The symptoms of severe altitude sickness include:

  • worsening of the symptoms above,
  • persistent, irritable cough,
  • breathlessness (even when resting),
  • bubbling sound in the chest (caused by fluid in the lungs),
  • coughing up pink frothy liquid (sputum),
  • clumsiness and difficulty walking,
  • irrational behaviour,
  • double vision,
  • convulsions (fits),
  • drowsiness, and
  • confusion (caused by swelling of the brain, or fluid on the brain).

Severe altitude sickness is a medical emergency. Someone with severe altitude sickness should immediately descend by at least 600m (2,000 feet).

MANAGEMENT

If your symptoms are severe, stay at your current altitude to let your body adjust.

  • Do not exercise.
  • Drink plenty of fluid (but not alcohol).
  • Do not smoke.
  • Rest until you feel better.

Descending to a lower altitude

If you have altitude sickness, the best treatment is to descend to a lower altitude.

Going down by 300m (1,000 feet) will improve the symptoms of moderate altitude sickness and spending 24 hours at this lower altitude will significantly improve symptoms.

If you have severe altitude sickness, descend immediately by 600m (2,000 feet). You must descend as soon as possible because death can occur if altitude sickness is not treated quickly. Pure (100%) oxygen can be given to improve severe breathing problems caused by altitude sickness.

Painkillers

Painkillers, such as paracetamol or ibuprofen, can be used to treat headaches that are caused by altitude sickness.

Acetazolamide

Acetazolamide (Diamox) can help reduce the severity of the symptoms of altitude sickness.

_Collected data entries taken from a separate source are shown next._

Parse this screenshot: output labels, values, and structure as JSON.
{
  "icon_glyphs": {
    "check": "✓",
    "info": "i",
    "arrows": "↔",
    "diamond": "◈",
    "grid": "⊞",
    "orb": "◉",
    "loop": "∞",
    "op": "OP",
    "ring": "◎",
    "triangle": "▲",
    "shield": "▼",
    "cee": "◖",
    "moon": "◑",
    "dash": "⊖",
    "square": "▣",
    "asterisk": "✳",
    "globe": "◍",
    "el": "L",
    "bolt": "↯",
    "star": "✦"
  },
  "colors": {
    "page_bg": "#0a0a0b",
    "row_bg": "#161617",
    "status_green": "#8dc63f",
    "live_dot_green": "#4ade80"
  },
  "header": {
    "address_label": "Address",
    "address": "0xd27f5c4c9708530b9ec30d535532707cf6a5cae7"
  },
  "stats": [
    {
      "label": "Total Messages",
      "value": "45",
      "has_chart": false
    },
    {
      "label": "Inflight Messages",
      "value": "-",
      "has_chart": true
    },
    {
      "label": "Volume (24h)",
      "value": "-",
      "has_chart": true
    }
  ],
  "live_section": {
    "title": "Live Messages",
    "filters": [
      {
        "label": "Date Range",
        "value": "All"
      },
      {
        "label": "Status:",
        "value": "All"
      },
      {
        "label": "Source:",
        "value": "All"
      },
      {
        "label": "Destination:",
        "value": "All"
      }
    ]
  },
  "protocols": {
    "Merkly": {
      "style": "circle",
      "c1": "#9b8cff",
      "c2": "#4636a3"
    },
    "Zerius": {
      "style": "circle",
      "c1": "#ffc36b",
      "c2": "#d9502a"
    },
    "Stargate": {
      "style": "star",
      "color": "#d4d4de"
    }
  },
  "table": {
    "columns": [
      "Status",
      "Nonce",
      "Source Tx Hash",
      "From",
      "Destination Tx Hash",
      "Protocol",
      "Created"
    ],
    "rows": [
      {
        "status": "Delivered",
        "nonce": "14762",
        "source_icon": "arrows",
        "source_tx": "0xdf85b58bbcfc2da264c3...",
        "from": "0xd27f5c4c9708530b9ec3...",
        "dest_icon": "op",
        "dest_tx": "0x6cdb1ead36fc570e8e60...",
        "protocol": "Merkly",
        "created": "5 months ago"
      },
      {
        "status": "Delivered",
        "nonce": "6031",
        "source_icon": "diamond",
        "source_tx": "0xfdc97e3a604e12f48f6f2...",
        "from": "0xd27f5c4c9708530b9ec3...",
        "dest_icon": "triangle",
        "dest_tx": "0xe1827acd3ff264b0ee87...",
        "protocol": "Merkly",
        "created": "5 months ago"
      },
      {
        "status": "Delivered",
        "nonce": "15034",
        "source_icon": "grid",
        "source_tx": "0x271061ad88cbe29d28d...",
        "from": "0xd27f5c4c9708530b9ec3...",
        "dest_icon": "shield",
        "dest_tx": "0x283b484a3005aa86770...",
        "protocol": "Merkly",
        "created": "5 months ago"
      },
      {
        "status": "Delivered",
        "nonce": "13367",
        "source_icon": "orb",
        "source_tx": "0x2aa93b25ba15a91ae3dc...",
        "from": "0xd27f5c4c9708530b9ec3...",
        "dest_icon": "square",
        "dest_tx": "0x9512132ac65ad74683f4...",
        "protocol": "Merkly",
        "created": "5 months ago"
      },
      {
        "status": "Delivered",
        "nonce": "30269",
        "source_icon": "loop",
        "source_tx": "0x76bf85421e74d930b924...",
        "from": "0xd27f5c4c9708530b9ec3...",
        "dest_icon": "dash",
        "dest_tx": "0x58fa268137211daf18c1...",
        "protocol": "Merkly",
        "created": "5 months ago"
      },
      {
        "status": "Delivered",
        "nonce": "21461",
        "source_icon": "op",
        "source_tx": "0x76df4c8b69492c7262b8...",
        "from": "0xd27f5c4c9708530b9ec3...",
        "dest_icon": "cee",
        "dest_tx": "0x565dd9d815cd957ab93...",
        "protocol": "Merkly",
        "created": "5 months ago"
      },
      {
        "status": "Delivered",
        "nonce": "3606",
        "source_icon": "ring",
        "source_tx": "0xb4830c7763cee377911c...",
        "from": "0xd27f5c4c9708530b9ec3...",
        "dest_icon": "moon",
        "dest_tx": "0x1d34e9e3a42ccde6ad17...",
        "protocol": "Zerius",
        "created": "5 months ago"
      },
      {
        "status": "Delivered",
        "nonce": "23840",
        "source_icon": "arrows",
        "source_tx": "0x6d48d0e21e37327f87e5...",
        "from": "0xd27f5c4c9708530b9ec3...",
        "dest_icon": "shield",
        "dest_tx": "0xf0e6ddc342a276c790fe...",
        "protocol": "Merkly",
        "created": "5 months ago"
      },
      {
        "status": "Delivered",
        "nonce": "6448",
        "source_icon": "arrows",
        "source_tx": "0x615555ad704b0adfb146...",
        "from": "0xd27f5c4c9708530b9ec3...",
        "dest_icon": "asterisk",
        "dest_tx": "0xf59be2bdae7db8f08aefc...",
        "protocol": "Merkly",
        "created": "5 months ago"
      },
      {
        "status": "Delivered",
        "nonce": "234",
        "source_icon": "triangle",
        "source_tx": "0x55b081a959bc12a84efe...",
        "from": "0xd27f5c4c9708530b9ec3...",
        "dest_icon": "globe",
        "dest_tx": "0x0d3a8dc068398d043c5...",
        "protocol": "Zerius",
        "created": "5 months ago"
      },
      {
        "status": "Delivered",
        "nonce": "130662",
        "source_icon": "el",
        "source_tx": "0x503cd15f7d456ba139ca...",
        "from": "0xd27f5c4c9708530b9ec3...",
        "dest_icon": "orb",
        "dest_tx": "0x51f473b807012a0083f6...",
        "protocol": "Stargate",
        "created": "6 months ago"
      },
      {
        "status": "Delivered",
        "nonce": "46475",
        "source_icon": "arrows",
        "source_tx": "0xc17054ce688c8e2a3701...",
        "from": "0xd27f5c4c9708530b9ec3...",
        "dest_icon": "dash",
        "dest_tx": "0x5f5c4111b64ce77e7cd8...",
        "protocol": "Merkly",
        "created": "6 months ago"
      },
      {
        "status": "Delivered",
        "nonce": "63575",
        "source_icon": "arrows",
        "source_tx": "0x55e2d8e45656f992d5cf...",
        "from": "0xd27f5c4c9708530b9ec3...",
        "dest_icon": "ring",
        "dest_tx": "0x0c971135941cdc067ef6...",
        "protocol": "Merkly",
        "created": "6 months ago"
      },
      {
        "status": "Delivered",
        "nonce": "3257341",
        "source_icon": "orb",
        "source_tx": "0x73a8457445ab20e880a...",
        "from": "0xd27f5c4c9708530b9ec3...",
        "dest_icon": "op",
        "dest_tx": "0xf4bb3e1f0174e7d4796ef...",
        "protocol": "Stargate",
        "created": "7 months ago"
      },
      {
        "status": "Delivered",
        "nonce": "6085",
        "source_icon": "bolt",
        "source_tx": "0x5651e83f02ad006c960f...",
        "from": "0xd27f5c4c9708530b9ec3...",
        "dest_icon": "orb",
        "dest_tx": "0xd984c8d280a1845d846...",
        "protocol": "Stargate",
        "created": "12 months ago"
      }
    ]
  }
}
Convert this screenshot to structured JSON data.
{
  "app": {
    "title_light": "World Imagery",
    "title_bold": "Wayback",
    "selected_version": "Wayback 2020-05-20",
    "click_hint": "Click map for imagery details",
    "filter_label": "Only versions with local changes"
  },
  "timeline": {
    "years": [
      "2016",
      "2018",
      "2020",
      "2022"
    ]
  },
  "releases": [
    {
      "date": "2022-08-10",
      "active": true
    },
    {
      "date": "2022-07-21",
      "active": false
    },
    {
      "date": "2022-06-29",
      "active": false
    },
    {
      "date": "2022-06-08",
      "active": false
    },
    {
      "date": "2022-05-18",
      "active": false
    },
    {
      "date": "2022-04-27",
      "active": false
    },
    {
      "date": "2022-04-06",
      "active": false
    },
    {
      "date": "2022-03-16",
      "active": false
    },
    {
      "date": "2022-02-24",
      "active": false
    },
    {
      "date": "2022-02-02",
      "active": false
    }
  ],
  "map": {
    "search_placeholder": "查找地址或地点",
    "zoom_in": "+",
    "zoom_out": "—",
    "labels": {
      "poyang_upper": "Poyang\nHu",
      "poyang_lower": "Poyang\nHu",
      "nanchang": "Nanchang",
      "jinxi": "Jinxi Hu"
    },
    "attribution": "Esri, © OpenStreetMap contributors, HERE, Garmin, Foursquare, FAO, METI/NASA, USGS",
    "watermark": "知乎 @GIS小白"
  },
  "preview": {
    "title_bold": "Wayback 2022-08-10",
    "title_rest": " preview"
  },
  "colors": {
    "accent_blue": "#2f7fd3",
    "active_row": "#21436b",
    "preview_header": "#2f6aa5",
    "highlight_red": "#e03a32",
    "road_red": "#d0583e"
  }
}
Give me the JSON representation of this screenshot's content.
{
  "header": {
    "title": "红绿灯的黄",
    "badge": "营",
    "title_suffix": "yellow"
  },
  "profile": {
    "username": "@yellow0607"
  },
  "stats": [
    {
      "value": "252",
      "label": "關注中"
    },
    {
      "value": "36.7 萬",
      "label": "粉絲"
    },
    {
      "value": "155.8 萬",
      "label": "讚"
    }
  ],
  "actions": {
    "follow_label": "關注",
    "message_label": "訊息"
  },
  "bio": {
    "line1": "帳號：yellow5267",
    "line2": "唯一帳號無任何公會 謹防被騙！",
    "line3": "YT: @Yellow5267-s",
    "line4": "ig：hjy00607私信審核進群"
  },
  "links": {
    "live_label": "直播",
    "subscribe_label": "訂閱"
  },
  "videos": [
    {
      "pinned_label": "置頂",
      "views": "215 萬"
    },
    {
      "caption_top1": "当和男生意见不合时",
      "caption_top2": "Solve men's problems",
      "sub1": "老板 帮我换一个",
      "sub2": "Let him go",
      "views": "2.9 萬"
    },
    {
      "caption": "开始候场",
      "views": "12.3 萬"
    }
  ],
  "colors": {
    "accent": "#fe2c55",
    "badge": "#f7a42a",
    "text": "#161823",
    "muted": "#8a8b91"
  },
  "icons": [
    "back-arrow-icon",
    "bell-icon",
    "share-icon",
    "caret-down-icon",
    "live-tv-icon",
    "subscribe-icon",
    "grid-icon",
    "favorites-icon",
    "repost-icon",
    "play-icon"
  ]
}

Breathing more rapidly enables you to take on board more oxygen, which helps to minimise symptoms such as headache, nausea, and dizziness. This can be particularly helpful at night. If you are a professionally climber, or a person who regularly does frequent climbing to hight altitudes, make sure to have a prescription of acetazolamide from you GP.

Dexamethasone

Dexamethasone is a strong steroid which decreases inflammation (swelling) of the brain. It is usually taken in 4mg doses three times a day. Symptoms usually improve within about six hours. Dexamethasone can be very useful for treating severe cases of altitude sickness, such as high altitude cerebral edema (HACE).

As with acetazolamide, you should consult your GP before taking dexamethasone.

Nifedipine

Nifedipine is often used to treat high blood pressure (hypertension). It can be useful in treating cases of altitude sickness, particularly high altitude pulmonary edema (HAPE). Nifedipine can cause a sudden drop in blood pressure, so if you take it, do not get up too quickly from a lying or sitting position.

Portable hyperbaric chambers

Portable hyperbaric chambers (Gamow or Certec bags) are often used to treat altitude sickness. You are placed inside the chamber and it is pumped full of air, increasing the amount of oxygen inside. The effect of the treatment is equivalent to descending by 2,000m (6,500 feet). Treatment should be continued for at least two hours after which time your symptoms should have improved significantly, allowing you to descend more safely.